After a demo of virtual worlds created by the panelists, including a “Virtual Hills” of LA and Virtual Leguna Beach by MTV, and Puzzle Pirates, i.e. pirates as lego characters, the panelists talked about how real-world marketing principles work in their newly created virtual worlds.
Answer, resoundingly: they don’t. Zimmer said virtual world marketing is the epitome of understanding real one-to-one relationships — advertising in regular world does not work in a virtual world. Hemp, who hasn’t created a world but spends a lot of time studying avatars and the people behind them, says it’s important to note what an avatar says something about a consumer, eg who they really want to be. Once that is understood, opporuntities for engagement with a brand are tremendous.
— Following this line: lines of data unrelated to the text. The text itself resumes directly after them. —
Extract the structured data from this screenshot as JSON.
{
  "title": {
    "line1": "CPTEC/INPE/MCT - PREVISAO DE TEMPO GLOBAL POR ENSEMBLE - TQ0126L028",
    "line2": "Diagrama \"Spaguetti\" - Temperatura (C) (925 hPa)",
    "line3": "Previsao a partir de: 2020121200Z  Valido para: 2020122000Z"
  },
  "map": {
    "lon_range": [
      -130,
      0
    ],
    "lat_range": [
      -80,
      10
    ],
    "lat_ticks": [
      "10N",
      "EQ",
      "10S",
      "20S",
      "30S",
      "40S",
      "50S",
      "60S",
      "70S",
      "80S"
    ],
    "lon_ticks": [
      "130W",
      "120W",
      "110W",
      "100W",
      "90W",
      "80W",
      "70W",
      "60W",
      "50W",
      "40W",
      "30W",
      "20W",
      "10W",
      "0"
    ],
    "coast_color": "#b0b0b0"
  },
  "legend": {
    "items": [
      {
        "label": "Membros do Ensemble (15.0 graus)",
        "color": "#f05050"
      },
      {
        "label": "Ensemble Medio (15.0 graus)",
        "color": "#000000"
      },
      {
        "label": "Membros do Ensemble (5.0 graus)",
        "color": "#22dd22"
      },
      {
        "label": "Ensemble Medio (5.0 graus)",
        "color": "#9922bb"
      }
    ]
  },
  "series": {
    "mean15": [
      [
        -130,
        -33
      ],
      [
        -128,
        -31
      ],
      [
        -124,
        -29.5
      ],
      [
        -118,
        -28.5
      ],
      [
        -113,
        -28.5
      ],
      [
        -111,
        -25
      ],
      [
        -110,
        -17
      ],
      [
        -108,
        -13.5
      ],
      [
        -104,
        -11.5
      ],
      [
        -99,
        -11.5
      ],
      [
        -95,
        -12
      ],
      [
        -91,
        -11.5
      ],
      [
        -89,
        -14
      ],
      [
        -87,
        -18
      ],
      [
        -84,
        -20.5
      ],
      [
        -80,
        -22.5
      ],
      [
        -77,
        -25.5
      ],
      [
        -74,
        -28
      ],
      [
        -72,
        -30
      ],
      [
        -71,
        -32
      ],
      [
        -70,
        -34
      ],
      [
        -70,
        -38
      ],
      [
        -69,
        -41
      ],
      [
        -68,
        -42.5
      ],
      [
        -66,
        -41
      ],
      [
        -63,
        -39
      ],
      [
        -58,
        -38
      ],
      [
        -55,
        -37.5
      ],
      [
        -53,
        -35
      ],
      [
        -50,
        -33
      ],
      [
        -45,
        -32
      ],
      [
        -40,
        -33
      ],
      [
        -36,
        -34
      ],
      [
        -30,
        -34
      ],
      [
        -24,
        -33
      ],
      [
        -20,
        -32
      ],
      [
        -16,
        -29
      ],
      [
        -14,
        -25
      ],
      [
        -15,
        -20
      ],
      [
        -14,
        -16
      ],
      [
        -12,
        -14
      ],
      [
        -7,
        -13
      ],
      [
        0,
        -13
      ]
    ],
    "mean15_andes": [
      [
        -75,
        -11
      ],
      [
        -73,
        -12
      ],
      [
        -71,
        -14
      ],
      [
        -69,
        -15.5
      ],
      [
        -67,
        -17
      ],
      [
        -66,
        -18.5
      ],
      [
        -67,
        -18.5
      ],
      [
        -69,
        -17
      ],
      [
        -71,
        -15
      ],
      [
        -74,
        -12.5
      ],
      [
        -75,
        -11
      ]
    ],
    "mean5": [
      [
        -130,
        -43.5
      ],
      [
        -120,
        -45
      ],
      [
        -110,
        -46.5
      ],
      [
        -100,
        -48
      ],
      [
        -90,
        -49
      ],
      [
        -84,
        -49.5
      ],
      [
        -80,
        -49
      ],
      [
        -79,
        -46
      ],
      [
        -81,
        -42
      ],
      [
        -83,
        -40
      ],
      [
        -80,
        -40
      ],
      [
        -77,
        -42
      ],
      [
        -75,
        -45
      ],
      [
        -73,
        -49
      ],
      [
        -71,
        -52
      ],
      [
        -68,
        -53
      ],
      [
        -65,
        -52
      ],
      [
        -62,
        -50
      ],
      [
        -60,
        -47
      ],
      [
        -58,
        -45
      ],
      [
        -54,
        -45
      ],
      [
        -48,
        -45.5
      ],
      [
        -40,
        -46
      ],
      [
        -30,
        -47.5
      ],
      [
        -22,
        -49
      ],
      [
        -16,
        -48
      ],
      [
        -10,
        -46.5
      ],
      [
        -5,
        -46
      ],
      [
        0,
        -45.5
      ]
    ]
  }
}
Wheeler, whose group is behind Puzzle Pirates AKA pirates as lego characters, tried a subscription model on their 2.7m users — but only profits soared when they switched to micropayments, and began to cultivate an active community of offline businesses and let them experiment at marketing however they desire. PP operates on a ‘many points of entry’ model similar to MySpace, or to let residents make the world around them as interesting or as ugly as they want it to be.
My main takeaway was to not forget to look at the identity of an avatar/user offline vs. online, because that will provide you with an understanding of attention currency (feeding off a user’s desire to pay attention) can lead to microcurrency, or small financial donations related to time spent in that world.